Lo Spirito di verità, che «convince il mondo del peccato», s'incontra con
quella fatica della coscienza umana, di cui i testi conciliari parlano in modo
così suggestivo. Tale fatica della coscienza determina
anche le vie delle conversioni umane: il voltare le spalle al peccato, per
ricostruire la verità e l'amore nel cuore stesso dell'uomo. Si sa che riconoscere
il male in se stessi a volte costa molto. Si sa che la
coscienza non solo comanda o proibisce, ma giudica alla luce degli
ordini e divieti interiori. Essa é anche fonte di rimorsi: l'uomo soffre
interiormente a causa del male commesso. Non è questa sofferenza quasi un'eco
lontana di quel «pentimento di aver creato l'uomo», che con linguaggio
antropomorfico il Libro sacro attribuisce a Dio? di
quella «riprovazione» che, inscrivendosi nel «cuore» della Trinità, in forza
dell'eterno amore si traduce nel dolore della Croce, nell'obbedienza di Cristo
fino alla morte? Quando lo Spirito di verità consente
alla coscienza umana di partecipare a quel dolore, allora la sofferenza della
coscienza diventa particolarmente profonda, ma anche particolarmente salvifica.

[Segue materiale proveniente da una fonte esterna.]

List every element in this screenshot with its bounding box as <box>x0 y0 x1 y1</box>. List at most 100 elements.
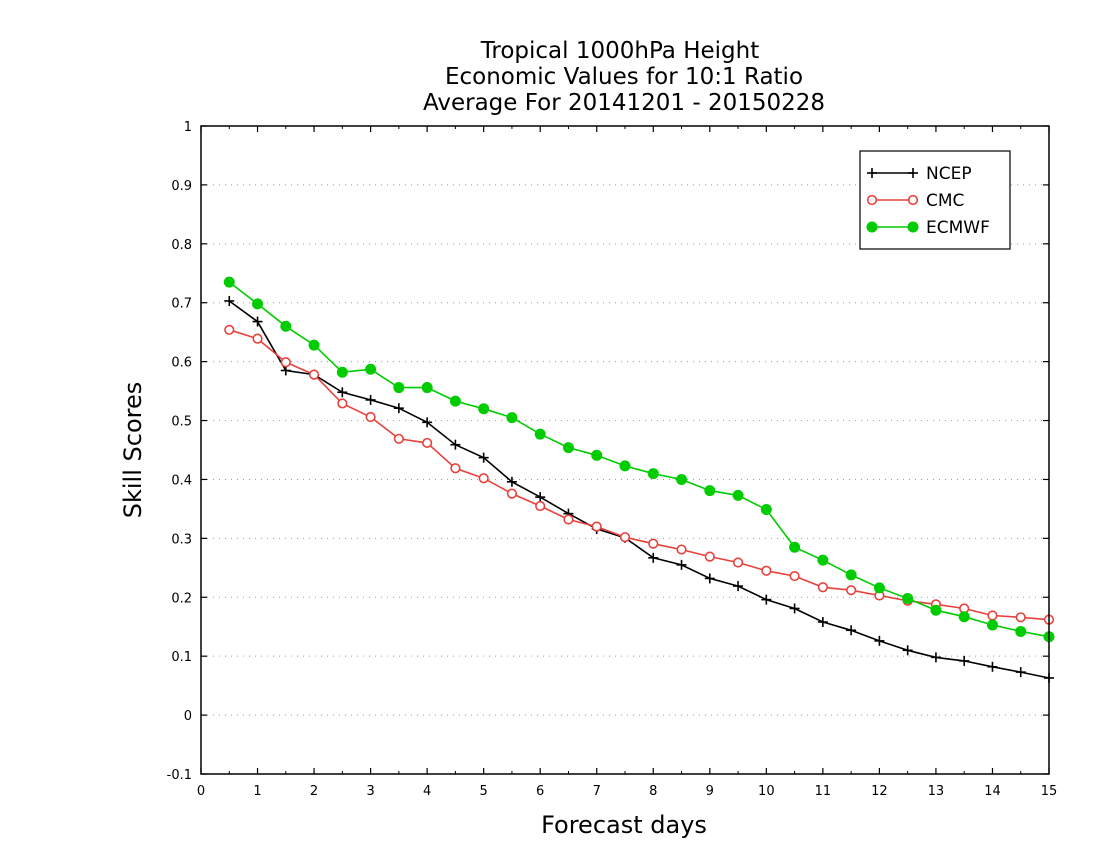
x-tick-label: 13 <box>928 784 945 799</box>
series-cmc-point <box>535 500 546 512</box>
x-tick-label: 14 <box>984 784 1001 799</box>
series-line-ncep <box>228 300 1050 679</box>
series-ncep-point <box>224 295 235 306</box>
legend: NCEP CMC ECMWF <box>859 150 1011 250</box>
series-cmc-point <box>393 433 404 444</box>
series-ecmwf-point <box>591 449 603 461</box>
legend-label-ncep: NCEP <box>926 164 972 184</box>
series-ncep-point <box>846 625 857 636</box>
legend-entry-cmc: CMC <box>866 191 964 211</box>
series-ecmwf-point <box>732 489 744 501</box>
legend-entry-ecmwf: ECMWF <box>866 218 990 238</box>
x-tick-label: 15 <box>1041 784 1058 799</box>
series-cmc-point <box>676 544 687 555</box>
legend-marker-start-point <box>866 194 878 206</box>
y-tick-label: 0.5 <box>171 415 192 430</box>
chart-title-line-3: Average For 20141201 - 20150228 <box>423 90 825 116</box>
series-cmc-point <box>817 582 828 593</box>
series-cmc-point <box>1015 612 1026 623</box>
x-tick-label: 3 <box>366 784 374 799</box>
series-ecmwf-point <box>336 366 348 378</box>
series-cmc-point <box>506 488 518 499</box>
x-tick-label: 0 <box>197 784 205 799</box>
series-ecmwf <box>223 276 1055 643</box>
series-ecmwf-point <box>902 592 914 604</box>
series-ncep-point <box>959 655 970 666</box>
series-ecmwf-point <box>760 503 772 515</box>
series-cmc-point <box>422 437 433 449</box>
x-tick-label: 5 <box>480 784 488 799</box>
series-ncep-point <box>365 394 376 405</box>
series-cmc-point <box>761 565 772 576</box>
series-ncep-point <box>676 559 687 570</box>
series-ecmwf-point <box>676 473 688 485</box>
plot-frame <box>200 125 1050 775</box>
x-tick-label: 6 <box>536 784 544 799</box>
series-ecmwf-point <box>421 382 433 394</box>
series-cmc-point <box>450 463 461 474</box>
series-cmc-point <box>732 557 744 568</box>
axis-ticks: -0.100.10.20.30.40.50.60.70.80.910 1 2 3 4 5 6… <box>167 120 1058 799</box>
series-ncep-point <box>761 594 772 605</box>
series-ncep-point <box>902 645 913 656</box>
x-tick-label: 2 <box>310 784 318 799</box>
series-ncep <box>224 295 1054 683</box>
series-cmc-point <box>987 610 998 621</box>
series-ncep-point <box>817 617 828 628</box>
x-tick-label: 1 <box>253 784 261 799</box>
series-ncep-point <box>1015 667 1026 678</box>
y-tick-label: 0.7 <box>171 297 192 312</box>
series-ecmwf-point <box>223 276 235 288</box>
series-cmc-point <box>365 411 376 423</box>
series-ecmwf-point <box>845 569 857 581</box>
series-ncep-point <box>535 492 546 503</box>
series-ecmwf-point <box>562 442 574 454</box>
series-ncep-point <box>789 603 800 614</box>
series-ncep-point <box>704 573 715 584</box>
series-ncep-point <box>337 387 348 398</box>
series-ncep-point <box>648 552 659 563</box>
series-ecmwf-point <box>619 460 631 472</box>
series-cmc-point <box>280 357 291 368</box>
series-cmc-point <box>337 398 348 409</box>
series-ecmwf-point <box>704 485 716 497</box>
y-tick-label: 0.4 <box>171 473 192 488</box>
x-tick-label: 12 <box>871 784 888 799</box>
legend-marker-end-point <box>907 194 919 206</box>
x-axis-label: Forecast days <box>541 811 707 839</box>
series-ncep-point <box>874 635 885 646</box>
series-cmc-point <box>563 514 574 525</box>
series-cmc-point <box>308 369 320 380</box>
y-tick-label: 0.2 <box>171 591 192 606</box>
series-ecmwf-point <box>478 403 490 415</box>
series-ncep-point <box>930 652 941 663</box>
chart-title-line-1: Tropical 1000hPa Height <box>480 38 760 64</box>
series-ncep-point <box>393 403 404 414</box>
series-ecmwf-point <box>449 395 461 407</box>
series-ecmwf-point <box>280 320 292 332</box>
series-cmc-point <box>478 473 489 484</box>
x-tick-label: 9 <box>706 784 714 799</box>
series-cmc-point <box>224 324 235 335</box>
series-ecmwf-point <box>393 382 405 394</box>
series-cmc-point <box>789 570 800 582</box>
series-layer <box>223 276 1055 683</box>
series-ecmwf-point <box>873 582 885 594</box>
series-ecmwf-point <box>365 363 377 375</box>
y-tick-label: 0.3 <box>171 532 192 547</box>
y-tick-label: 0.1 <box>171 650 192 665</box>
series-ecmwf-point <box>252 298 264 310</box>
series-ecmwf-point <box>958 611 970 623</box>
y-tick-label: 0 <box>184 709 192 724</box>
legend-marker-start-point <box>867 168 877 178</box>
series-ecmwf-point <box>647 468 659 480</box>
series-ncep-point <box>478 452 489 463</box>
x-tick-label: 10 <box>758 784 775 799</box>
series-ecmwf-point <box>1015 625 1027 637</box>
legend-marker-start-point <box>866 221 878 233</box>
y-axis-label: Skill Scores <box>119 382 147 519</box>
series-cmc-point <box>648 538 659 549</box>
series-cmc-point <box>252 333 263 344</box>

Allora, mediante un atto di contrizione perfetta, si opera l'autentica
conversione del cuore: è l'evangelica «métanoia». La
fatica del cuore umano, la fatica della coscienza, in cui si compie questa «métanoia», o conversione, è il riflesso di quel processo per cui la riprovazione viene trasformata in amore
salvifico, che sa soffrire. Il dispensatore nascosto di questa forza salvatrice
è lo Spirito Santo: egli, che viene chiamato dalla
Chiesa «luce delle coscienze», penetra e riempie «la profondità dei cuori»
umani. Mediante una tale conversione nello Spirito Santo, l'uomo si apre al
perdono, alla remissione dei peccati E in tutto questo mirabile dinamismo della
conversione-remissione, si conferma la verità di ciò che scrive sant'Agostino sul mistero dell'uomo, commentando le parole
del Salmo: «L'abisso chiama l'abisso». Proprio nei riguardi di questa «abissale
profondità» dell'uomo della coscienza umana, si compie la missione del Figlio e
dello Spirito Santo. Lo Spirito Santo «viene» in forza della «dipartita» di
Cristo nel mistero pasquale: viene in ogni fatto concreto di
conversione-remissione, in forza del sacrificio della Croce: in esso, infatti, «il sangue di Cristo... purifica le coscienze
dalle opere morte, per servire il Dio vivente». Si adempiono così di continuo
le parole sullo Spirito Santo come «un altro consolatore», le parole rivolte
nel Cenacolo agli apostoli e indirettamente a tutti: «Voi lo conoscete, perché
egli dimora presso di voi sarà in voi».